My wife Tracie and I have been playing "suburban lesbian poster family" since our oldest son was kickin' it in utero. If you go to the Wikipedia page for "lesbian" and scroll down to the "Families and politics" section, you will see him riding down San Francisco's Market Street in my belly, as if I were some kind of parade float.
Illegally married during San Francisco's Winter of Love 2004 and lawfully wed in 2008 (when same-sex marriage was legal in California, before it wasn't again), Tracie and I (and now our children) wave our "No H8" flags often. But I have a confession to make: the rally cry of the marriage equality movement -- "We're just like everyone else!" -- doesn't fit for me.
I mean, yes, just like all the other parents inhabiting all the ranch-style homes on our tree-lined street, Tracie and I want our kids to be safe, healthy, responsible, and self-loving. Like many parents, we struggle to balance our family and work responsibilities while also nurturing our marriage and individual selves. Our neighbors meet us on this common ground, and they treat us just like any other family on the block.
As much as I appreciate this level of acceptance (and I do, I truly do), I'd like to add a few caveats:
We're just like any other family, except we're bringing up baby in the crosshairs of a cultural war. LGBT families are inherently political. When we get married, it's political. When we cross the word "father" off the pediatrician's intake form and write in the word "mother," it's political. When we show up at the local taquería, we're not just another family looking for cheap eats; we are one of those families the conservative politicos are hissing about. Wherever we go, my family is, de facto, representing the Great American Lesbofam. We're civil rights activists, even when all we're asking for is a black bean burrito with no cheese.
We're just like any other family, except some people are really scared of us. Like, so scared that their fear shows up as hate. So scared they want to stick their fingers in their ears and go, "La, la, la, la, la...," and pretend we don't exist. So scared they want to erase us with laws banning the word "gay" in schools. So scared that the decision to count same-sex couples in the 2010 U.S. Census caused major political upheaval in Washington D.C. Just counting us. Go figure.
We're just like any other family, except we're raising children on top of the ever-shifting fault line of LGBT rights. We never know, from day to day, state to state, country to country, if our bonds to each other are legal. And while I feel relatively comfortable in our friendly neighborhood, in our progressive state of California (well, progressive aside from that Prop 8 debacle), my family's vulnerability becomes glaringly apparent when we travel, wandering into uncertain social waters and foreign legal territory. So, when preparing for a family vacation, on this mom's list of things to do, next to "install car seats" and "pack snacks," you'll find "research rights."

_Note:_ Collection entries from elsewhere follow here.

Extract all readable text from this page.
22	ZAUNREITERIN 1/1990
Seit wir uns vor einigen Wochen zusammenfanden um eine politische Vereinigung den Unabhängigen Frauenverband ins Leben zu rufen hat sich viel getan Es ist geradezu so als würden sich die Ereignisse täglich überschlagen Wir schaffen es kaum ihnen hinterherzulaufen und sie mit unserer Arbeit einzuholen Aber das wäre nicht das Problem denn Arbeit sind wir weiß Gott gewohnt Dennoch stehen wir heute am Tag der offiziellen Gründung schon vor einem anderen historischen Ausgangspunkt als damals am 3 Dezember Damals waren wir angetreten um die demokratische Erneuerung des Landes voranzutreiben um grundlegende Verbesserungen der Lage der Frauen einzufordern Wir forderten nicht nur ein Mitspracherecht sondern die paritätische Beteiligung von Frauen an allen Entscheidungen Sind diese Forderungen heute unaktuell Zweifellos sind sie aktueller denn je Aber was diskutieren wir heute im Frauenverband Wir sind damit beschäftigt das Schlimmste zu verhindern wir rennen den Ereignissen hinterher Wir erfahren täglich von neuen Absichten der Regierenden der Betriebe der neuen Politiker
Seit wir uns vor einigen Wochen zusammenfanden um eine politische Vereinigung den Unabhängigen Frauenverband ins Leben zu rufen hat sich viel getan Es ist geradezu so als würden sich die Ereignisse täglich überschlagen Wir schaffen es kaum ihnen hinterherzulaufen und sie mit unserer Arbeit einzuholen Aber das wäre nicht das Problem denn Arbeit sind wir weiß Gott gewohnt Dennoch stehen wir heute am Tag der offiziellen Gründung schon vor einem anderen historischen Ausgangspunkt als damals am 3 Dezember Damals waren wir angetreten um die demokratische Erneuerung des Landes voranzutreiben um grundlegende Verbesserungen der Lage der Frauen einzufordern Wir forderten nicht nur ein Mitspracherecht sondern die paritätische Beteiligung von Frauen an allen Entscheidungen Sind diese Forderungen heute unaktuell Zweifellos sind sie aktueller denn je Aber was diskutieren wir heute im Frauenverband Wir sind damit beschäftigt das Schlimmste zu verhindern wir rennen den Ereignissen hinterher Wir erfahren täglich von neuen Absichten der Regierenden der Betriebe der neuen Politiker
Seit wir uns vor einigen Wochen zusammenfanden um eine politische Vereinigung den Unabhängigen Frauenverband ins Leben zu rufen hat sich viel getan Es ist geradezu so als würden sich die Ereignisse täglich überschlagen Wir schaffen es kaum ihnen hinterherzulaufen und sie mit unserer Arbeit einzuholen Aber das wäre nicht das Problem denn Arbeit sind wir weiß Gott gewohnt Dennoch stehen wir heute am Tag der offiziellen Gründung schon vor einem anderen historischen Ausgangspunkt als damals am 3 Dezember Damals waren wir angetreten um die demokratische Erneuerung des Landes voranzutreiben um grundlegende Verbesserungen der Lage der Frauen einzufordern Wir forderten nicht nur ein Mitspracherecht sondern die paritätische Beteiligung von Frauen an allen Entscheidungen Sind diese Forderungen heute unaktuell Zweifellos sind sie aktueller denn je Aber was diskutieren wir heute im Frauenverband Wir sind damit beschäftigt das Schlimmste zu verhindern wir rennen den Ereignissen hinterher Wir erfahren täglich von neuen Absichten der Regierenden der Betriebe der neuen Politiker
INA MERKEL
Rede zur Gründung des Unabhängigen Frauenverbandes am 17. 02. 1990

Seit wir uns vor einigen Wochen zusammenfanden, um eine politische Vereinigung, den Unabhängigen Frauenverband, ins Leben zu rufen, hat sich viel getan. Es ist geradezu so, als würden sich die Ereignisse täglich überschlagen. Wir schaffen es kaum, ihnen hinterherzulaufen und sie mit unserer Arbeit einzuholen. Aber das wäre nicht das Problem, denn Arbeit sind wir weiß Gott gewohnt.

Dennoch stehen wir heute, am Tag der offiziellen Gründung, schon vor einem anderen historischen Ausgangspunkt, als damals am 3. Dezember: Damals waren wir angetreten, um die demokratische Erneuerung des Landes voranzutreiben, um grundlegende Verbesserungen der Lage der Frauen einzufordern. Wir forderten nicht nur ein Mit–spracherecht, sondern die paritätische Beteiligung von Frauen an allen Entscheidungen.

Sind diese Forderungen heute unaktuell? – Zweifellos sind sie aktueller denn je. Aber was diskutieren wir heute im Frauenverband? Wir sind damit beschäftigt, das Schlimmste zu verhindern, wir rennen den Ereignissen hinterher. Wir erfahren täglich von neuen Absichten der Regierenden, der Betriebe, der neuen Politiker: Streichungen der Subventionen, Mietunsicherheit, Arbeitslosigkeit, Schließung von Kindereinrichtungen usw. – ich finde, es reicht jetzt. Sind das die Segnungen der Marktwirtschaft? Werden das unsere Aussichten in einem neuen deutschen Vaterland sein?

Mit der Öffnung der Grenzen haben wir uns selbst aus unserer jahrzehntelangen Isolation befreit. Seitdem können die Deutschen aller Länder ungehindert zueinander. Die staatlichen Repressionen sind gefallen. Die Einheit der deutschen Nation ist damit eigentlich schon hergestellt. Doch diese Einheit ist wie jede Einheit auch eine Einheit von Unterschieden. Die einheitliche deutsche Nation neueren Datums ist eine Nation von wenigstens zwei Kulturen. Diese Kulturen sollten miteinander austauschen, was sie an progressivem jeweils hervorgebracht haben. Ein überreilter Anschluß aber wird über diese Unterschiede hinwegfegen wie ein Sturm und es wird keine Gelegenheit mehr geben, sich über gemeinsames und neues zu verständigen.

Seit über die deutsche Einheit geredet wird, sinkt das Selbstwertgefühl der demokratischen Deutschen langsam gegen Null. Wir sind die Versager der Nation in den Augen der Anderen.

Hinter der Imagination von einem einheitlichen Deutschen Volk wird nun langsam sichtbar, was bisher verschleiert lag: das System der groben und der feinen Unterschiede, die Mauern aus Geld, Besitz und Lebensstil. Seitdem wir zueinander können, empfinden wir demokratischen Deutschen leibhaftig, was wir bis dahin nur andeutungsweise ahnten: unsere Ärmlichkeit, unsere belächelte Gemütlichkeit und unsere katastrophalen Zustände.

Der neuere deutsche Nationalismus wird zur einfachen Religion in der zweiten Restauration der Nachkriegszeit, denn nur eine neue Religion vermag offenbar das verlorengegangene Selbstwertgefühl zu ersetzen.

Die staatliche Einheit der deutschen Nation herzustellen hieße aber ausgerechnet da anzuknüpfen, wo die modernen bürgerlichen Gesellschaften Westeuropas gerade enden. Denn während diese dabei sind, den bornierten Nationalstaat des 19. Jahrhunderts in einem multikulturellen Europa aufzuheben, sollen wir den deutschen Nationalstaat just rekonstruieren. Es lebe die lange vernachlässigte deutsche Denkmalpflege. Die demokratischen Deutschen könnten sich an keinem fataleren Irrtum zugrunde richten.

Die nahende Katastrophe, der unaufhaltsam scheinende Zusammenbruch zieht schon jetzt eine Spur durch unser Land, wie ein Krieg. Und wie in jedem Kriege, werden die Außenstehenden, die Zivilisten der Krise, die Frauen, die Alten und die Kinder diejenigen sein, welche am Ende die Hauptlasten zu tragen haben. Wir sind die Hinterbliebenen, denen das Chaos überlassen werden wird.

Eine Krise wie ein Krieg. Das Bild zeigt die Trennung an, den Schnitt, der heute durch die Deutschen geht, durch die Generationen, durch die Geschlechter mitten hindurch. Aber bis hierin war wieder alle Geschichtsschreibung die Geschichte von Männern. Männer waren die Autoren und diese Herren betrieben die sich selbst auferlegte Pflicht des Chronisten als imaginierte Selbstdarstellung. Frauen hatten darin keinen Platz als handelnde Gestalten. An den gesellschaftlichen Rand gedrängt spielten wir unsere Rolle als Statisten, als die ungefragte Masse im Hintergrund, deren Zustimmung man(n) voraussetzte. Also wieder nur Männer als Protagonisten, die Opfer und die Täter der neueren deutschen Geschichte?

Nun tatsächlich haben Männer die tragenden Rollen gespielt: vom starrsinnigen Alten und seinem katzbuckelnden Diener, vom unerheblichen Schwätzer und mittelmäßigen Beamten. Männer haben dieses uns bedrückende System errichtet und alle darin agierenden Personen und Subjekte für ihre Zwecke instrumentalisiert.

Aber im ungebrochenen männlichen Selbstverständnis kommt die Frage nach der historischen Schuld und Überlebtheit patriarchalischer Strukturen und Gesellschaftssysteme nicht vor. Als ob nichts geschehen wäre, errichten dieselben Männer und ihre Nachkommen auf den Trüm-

This is only a partial list of caveats. LGBT family members, add yours in the comments below.
In the marriage equality movement, we often talk about "changing the hearts and minds" of those who oppose LGBT rights. We create this change by telling personal stories that highlight our common humanity, stories that could lead your average (read: straight) Joe or Josephine to concede, "Wow, her story about falling in love with her wife sounds just like my story about falling in love with my spouse."
Great step in the right direction. But "just like" is not the end point. We need folks to understand how our lives are different, too. We need to let them know what we're up against, day to day, in this battle for equality. And we need to ask the people who have opened their hearts and minds to take the next step, to get active, joining us in the fight.